The tightly knit communication used by Q is
crucial for the intense computations involved in modeling nuclear
tests. A weapons simulation recently run on the Accelerated Strategic
Computing Initiative's ASCI White supercomputer at Lawrence Livermore
National Laboratory in California took four months of continuous
calculating time — the equivalent of operating a high-end personal
computer 24 hours a day for more than 750 years.
Dr. Feng has looked into upgrading Green Destiny
to gigabit Ethernet, which seems destined to become the marketplace
standard. But with current technology that would require more energy
consumption, erasing the machine's primary advantage.
For now, a more direct competitor may be the
traditional Beowulfs with their clusters of higher-powered chips.
Though they are cheaper and faster, they consume more energy, take up
more space, and are more prone to failure.

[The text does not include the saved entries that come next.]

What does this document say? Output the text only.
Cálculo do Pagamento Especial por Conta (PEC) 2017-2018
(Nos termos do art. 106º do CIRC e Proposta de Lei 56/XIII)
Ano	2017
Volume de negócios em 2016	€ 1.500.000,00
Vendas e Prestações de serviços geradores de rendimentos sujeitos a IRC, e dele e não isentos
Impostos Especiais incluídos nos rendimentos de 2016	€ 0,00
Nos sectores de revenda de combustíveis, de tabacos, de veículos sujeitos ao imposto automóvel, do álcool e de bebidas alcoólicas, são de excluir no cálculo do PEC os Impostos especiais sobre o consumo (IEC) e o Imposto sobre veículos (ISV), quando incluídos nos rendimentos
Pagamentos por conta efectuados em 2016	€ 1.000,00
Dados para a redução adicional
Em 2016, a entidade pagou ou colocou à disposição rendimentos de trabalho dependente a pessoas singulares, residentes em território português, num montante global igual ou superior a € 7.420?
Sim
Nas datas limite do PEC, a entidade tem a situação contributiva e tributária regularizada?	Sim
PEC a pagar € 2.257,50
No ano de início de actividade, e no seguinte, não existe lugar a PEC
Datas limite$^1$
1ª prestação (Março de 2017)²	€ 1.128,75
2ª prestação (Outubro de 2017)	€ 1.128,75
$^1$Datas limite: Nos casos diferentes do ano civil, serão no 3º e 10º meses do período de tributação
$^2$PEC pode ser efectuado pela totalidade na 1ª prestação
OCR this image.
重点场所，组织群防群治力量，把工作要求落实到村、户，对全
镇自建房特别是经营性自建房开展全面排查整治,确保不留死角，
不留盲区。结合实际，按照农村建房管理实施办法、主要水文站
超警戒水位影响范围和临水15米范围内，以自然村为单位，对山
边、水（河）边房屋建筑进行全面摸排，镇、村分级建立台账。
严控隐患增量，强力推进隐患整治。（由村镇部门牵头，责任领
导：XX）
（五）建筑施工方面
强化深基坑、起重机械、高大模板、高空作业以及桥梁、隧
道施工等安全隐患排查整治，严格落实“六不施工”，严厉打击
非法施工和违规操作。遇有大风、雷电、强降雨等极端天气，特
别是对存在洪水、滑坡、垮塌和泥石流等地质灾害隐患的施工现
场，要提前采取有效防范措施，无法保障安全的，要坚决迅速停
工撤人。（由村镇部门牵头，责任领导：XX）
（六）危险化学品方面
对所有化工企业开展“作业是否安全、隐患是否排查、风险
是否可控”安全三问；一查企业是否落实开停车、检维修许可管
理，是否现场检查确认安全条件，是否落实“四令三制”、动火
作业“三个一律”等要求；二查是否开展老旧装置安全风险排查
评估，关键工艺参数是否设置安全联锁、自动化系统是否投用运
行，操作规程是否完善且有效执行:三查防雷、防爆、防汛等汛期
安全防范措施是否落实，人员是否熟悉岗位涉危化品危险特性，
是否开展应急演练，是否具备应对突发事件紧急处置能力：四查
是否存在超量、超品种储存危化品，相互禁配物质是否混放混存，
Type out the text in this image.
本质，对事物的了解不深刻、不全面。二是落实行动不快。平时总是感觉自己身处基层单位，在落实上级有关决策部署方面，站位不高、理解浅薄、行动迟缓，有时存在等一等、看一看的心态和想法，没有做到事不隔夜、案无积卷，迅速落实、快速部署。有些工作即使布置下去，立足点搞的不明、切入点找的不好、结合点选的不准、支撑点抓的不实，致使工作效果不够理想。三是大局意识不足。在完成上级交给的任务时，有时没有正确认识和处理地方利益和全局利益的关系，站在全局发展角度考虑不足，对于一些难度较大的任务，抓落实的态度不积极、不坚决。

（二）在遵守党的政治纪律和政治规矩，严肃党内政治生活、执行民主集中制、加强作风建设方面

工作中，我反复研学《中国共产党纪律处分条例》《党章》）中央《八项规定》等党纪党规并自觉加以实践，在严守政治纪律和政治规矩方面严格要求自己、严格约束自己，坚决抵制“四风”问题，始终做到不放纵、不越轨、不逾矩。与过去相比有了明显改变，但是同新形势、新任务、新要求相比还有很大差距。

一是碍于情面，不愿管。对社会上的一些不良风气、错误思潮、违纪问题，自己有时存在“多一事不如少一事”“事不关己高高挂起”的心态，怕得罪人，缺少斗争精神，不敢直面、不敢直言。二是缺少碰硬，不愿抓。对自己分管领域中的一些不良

In the long run, Dr. Feng
suggests, an efficient machine like Green Destiny might actually
perform longer chains of sustained calculations.
At some point, in any case, the current style of
supercomputing is bound to falter, succumbing to its own heat. Then,
Dr. Feng hopes, something like the Bladed Beowulfs may serve as "the
foundation for the supercomputer of 2010."
Meanwhile, the computational arms race shows no
signs of slowing down. Half of the computing floor at the Metropolis
Center has been left empty for expansion. And ground was broken this
spring at Lawrence Livermore for a new Terascale Simulation Facility.
It is designed to hold two 100-teraops machines.